Frage 1: (...) Ist es zutreffend, daß der
gesamte Eisenbahnfernverkehr Berlin—Görlitz—Breslau
eingestellt wurde, obwohl
dies die einzige Strecke ist, für
die es eine zwischenstaatliche Vereinbarung
für einen Ausbau auf 160 km/h
gibt? (...)
Antwort: (...) Zwischen Deutschland und
Polen wurde am 30. April 2003 ein Abkommen
geschlossen, das neben dem Ausbau
der Bahnstrecke Berlin—Warschau für den
Personenverkehr auch den Ausbau der Strecke
Dresden—Görlitz—Breslau auf bis zu
160 km/h vorsieht.
Es ist zutreffend, daß seit dem Fahrplanwechsel
im Dezember 2004 der Eisenbahnfernverkehr
Dresden—Görlitz—Breslau
„aus wirtschaftlichen Gründen" entfällt.
Neben der DB AG haben auch dritte Eisenbahnunternehmen
(wie z. B. Connex) bisher
kein Interesse, unter den derzeitigen Bedingungen
(Trassenpreise und Netzzugang
über die deutsch-polnische Schnittstelle) die
Schieneninfrastruktur der DB Netz AG für einen
eigenwirtschaftlichen Fernverkehr nach
Breslau zu nutzen.
Frage 2: Welche Auswirkungen hat das
Fehlen einer Tagesrandverbindung Posen—Berlin—Posen
auf die Kooperationsmöglichkeiten
in Wirtschaft und
Politik, auf die Nutzbarkeit der Berliner
Flughäfen für Posen sowie auf die Zugangsmöglichkeit
in das deutsche ICE-Netz?
Antwort: Der Senat sieht darin negative
Auswirkungen für den Wirtschaftsstandort
Berlin. Posen ist Messestadt, wirtschaftliches
Zentrum Polens und europäische „Boom"-Region.

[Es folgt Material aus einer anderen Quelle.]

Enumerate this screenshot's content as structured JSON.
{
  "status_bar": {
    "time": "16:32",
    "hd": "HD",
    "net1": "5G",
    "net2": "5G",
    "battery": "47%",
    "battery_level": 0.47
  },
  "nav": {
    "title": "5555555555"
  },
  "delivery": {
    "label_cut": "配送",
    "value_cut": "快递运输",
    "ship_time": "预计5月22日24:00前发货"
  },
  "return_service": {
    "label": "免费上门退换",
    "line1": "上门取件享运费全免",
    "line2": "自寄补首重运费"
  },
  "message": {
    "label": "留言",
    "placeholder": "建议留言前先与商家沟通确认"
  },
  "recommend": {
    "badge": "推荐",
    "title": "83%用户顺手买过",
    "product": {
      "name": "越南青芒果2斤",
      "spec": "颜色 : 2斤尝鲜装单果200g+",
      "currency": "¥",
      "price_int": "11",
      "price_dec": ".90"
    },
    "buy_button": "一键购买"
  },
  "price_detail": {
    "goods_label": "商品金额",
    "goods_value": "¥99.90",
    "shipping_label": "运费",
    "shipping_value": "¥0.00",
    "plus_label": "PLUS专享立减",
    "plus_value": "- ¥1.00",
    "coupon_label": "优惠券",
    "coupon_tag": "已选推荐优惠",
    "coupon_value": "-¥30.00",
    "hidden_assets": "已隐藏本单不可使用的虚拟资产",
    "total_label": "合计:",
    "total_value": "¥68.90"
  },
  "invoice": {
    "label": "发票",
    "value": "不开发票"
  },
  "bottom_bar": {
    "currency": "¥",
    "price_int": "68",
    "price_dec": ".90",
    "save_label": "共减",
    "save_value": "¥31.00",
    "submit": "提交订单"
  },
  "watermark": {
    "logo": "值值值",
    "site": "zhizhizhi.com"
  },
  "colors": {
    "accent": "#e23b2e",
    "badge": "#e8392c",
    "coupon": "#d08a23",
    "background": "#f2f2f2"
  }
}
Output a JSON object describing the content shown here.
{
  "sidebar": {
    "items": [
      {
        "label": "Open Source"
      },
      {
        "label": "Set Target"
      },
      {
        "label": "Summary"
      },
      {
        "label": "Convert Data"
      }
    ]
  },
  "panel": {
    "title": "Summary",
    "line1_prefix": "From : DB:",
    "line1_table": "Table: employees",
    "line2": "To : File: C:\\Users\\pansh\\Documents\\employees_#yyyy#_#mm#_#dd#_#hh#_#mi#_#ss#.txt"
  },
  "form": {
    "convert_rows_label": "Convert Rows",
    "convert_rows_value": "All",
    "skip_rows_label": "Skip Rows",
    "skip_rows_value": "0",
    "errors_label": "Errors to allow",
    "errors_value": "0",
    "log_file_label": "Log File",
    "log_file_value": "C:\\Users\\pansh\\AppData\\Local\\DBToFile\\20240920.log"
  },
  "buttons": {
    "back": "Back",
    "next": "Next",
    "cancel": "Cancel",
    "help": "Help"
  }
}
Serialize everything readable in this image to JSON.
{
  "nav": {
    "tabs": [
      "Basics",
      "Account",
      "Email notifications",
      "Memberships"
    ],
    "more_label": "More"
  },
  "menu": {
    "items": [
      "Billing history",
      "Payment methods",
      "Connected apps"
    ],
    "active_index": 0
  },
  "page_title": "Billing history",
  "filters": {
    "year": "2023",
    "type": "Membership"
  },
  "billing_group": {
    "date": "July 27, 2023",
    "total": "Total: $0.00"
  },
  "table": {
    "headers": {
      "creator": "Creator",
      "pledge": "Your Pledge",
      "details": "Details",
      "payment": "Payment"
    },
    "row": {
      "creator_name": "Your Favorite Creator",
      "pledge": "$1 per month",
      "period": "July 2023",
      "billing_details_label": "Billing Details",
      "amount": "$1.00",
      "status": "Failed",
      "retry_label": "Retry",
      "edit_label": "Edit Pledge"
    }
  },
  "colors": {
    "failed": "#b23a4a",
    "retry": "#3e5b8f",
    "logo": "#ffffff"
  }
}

Da es zwischen Berlin und Posen keinen
Regionalflugverkehr gibt (was angesichts der
Entfernung auch nicht sinnvoll wäre), ist die
Nutzung des Pkw im Geschäfts- und Dienstreiseverkehr
die einzige Alternative. Aufgrund
einer fehlenden Autobahn östlich von Frankfurt
(Oder) und fehlender Ortsumfahrungen
in Polen ist eine Fahrzeit mit dem Pkw von
4,5 bis 5 Stunden pro Richtung erforderlich
(gegenüber 3 Stunden bei Nutzung des IC).
Eine Nutzung des IC als „Flughafen-Zubringer"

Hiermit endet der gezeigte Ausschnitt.